Test reveals effectiveness of potential Huntington's disease drugs
DALLAS — Oct. 30, 2006 — A test using cultured cells provides an effective way to screen drugs against Huntington's disease and shows that two compounds — memantine and riluzole — are most effective at keeping cells alive under conditions that mimic the disorder, UT Southwestern Medical Center researchers report.
"These drugs have been tested in a variety of Huntington's disease models and some HD human trials and results are very difficult to interpret," said Dr. Ilya Bezprozvanny, associate professor of physiology and senior author of the study, available online and published in today's issue of Neuroscience Letters. "For some of these drugs conflicting results were obtained by different research groups, but it is impossible to figure out where the differences came from because studies were not conducted in parallel.
"We systematically and quantititatively tested the clinically relevant drugs side-by-side in the same HD model. That has never been done before," said Dr. Bezprozvanny.
Huntington's disease is a fatal genetic disorder, manifesting in adulthood, in which certain brain cells die. The disease results in uncontrolled movements, emotional disturbance and loss of mental ability. The offspring of a person with Huntington's have a 50 percent chance of inheriting it.
More than 250,000 people in the United States have the disorder or are at risk for it. There is no cure, but several drugs are used or are being tested to relieve symptoms or slow Huntington's progression.
The disease affects a part of the brain called the striatum, which is involved in the control of movement and of "executive function," or planning and abstract thinking. It primarily attacks nerve cells called striatal medium spiny neurons, the main component of the striatum.
Dr. Bezprozvanny's group previously demonstrated that Huntington's striatal neurons are oversensitive to glutamate, a compound that nerve cells use to communicate with each other.
In the latest UT Southwestern study, the researchers cultured striatal spiny neurons from the brains of mice genetically engineered to express the mutant human Huntington gene. As predicted, glutamate killed the Huntington's neurons, but the scientists also tested five clinically relevant glutamate inhibitors to assess their protective ability.
Folic acid has been suggested as a treatment for people with Huntington's because it interacts with homocysteine, a compound that makes nerve cells more vulnerable to glutamate. Gabapentin and lamotrigine, both glutamate inhibitors, are used in epilepsy treatment and as a mood stabilizer, respectively. These three compounds did not significantly protect the cultured cells.

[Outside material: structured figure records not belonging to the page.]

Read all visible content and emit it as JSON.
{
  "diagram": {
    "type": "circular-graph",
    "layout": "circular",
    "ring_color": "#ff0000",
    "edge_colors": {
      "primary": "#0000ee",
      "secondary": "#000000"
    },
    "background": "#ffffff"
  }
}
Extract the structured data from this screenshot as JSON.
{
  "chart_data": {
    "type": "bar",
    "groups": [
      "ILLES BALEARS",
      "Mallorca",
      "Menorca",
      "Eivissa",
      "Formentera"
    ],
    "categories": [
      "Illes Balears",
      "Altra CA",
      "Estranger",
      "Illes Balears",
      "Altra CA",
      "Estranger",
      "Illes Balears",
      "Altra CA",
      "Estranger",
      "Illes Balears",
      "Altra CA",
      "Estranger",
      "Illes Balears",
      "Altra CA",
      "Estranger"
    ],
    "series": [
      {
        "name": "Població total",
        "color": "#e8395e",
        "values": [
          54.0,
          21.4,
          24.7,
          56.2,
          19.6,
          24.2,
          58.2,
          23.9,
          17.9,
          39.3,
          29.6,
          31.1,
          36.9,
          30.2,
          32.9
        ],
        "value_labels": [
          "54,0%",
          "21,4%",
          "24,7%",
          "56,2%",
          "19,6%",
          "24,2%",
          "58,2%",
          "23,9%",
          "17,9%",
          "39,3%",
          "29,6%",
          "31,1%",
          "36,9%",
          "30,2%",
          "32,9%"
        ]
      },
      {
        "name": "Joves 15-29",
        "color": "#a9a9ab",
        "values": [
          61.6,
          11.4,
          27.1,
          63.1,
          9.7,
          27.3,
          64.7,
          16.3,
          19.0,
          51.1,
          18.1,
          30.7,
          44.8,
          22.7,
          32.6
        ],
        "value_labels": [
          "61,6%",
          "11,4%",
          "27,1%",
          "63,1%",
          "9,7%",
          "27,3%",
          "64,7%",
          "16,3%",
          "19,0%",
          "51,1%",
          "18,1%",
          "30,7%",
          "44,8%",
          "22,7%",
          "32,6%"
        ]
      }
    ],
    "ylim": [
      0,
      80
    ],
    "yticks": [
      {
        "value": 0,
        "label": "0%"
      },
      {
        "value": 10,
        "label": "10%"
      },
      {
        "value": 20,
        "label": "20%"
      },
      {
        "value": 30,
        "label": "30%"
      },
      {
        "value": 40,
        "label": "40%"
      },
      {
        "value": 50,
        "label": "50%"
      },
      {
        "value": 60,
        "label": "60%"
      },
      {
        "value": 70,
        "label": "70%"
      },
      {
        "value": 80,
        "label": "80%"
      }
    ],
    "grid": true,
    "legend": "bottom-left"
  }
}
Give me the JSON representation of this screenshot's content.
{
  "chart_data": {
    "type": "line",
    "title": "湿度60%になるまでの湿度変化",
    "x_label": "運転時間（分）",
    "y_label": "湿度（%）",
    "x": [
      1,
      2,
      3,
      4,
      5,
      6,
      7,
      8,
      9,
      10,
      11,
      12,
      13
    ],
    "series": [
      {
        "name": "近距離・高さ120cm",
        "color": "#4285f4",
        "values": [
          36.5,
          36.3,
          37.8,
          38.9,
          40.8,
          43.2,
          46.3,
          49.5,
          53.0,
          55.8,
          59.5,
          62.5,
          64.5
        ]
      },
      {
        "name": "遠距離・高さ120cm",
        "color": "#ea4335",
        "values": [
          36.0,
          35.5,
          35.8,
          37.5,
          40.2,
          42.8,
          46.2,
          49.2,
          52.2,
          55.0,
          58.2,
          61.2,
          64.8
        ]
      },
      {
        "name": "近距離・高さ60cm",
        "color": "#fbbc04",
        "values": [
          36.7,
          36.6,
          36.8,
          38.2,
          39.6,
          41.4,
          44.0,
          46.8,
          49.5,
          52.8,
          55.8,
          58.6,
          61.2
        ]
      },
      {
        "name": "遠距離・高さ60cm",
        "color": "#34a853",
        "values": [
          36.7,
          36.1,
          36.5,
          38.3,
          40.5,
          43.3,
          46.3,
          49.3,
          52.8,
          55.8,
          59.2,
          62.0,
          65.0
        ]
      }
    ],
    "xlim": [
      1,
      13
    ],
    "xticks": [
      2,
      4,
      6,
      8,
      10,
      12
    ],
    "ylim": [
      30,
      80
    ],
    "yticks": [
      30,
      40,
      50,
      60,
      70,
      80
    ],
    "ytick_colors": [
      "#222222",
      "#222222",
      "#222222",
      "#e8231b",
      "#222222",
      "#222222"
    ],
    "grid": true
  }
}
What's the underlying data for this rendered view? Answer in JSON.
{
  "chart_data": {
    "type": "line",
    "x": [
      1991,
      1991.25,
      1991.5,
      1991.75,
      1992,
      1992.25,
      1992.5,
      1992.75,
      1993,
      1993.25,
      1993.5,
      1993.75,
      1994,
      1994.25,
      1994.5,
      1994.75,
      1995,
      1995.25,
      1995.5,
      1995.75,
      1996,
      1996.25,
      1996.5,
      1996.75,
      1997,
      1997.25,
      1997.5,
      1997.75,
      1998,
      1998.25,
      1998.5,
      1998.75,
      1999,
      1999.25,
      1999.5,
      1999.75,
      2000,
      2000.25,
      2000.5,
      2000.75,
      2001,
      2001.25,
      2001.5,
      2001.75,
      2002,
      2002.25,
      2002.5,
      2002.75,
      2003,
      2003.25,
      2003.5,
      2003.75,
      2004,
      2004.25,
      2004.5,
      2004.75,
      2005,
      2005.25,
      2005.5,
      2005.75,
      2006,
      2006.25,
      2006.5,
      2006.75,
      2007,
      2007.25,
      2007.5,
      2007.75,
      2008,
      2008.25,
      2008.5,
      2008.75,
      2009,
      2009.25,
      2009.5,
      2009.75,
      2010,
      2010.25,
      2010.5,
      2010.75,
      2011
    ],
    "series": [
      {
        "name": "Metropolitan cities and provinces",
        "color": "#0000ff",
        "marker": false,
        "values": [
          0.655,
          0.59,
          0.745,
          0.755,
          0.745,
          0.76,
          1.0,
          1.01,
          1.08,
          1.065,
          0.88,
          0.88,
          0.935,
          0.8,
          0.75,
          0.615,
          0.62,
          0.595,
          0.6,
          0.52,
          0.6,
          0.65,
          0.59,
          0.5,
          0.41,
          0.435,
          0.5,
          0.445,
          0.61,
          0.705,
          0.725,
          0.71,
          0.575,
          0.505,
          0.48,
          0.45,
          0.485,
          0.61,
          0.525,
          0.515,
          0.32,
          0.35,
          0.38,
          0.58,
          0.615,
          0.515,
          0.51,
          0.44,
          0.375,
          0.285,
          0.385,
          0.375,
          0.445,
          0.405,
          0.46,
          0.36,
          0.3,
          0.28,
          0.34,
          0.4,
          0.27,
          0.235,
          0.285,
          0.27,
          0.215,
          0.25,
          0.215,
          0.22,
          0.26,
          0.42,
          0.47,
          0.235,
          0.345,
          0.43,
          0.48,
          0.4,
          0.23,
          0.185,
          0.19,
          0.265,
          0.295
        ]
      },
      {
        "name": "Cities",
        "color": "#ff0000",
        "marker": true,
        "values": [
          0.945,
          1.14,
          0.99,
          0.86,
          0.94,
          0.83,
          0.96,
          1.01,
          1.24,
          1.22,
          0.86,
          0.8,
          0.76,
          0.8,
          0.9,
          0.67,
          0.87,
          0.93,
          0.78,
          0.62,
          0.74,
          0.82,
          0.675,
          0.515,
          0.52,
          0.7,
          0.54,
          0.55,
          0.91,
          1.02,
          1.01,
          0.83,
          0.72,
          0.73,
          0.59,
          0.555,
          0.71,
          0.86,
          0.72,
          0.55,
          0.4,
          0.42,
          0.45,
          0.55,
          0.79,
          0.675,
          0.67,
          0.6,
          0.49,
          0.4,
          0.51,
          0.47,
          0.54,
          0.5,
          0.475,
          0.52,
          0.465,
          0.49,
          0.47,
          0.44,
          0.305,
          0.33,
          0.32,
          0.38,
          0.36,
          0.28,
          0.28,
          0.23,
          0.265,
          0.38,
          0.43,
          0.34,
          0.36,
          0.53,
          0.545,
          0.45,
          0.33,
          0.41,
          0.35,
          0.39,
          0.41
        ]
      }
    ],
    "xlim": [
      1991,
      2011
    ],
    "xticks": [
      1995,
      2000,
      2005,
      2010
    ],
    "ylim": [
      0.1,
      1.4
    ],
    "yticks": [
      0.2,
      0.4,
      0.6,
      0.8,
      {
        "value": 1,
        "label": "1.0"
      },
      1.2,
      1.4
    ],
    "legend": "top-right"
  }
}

However, a drug called memantine, which is used to treat Alzheimer's disease, and riluzole, used in amyotrophic lateral sclerosis, did protect the cells. Memantine demonstrated a stronger effect in the study. Memantine has also shown evidence of retarding the progression of Huntington's in people, while riluzole has helped relieve some symptoms.
"Our results provide the first systematic comparison of various clinically relevant glutamate pathway inhibitors for HD treatment and indicate that memantine holds the most promise based on its in vitro efficacy," Dr. Bezprozvanny said. "Whole animal studies of memantine in an HD mouse model will be required to validate these findings."
Other UT Southwestern researchers involved in the study were Drs. Jun Wu, research associate in physiology, and Tie-Shan Tang, instructor in physiology.
The work was supported by the Robert A. Welch Foundation, the High Q Foundation and the National Institute for Neurological Diseases and Stroke.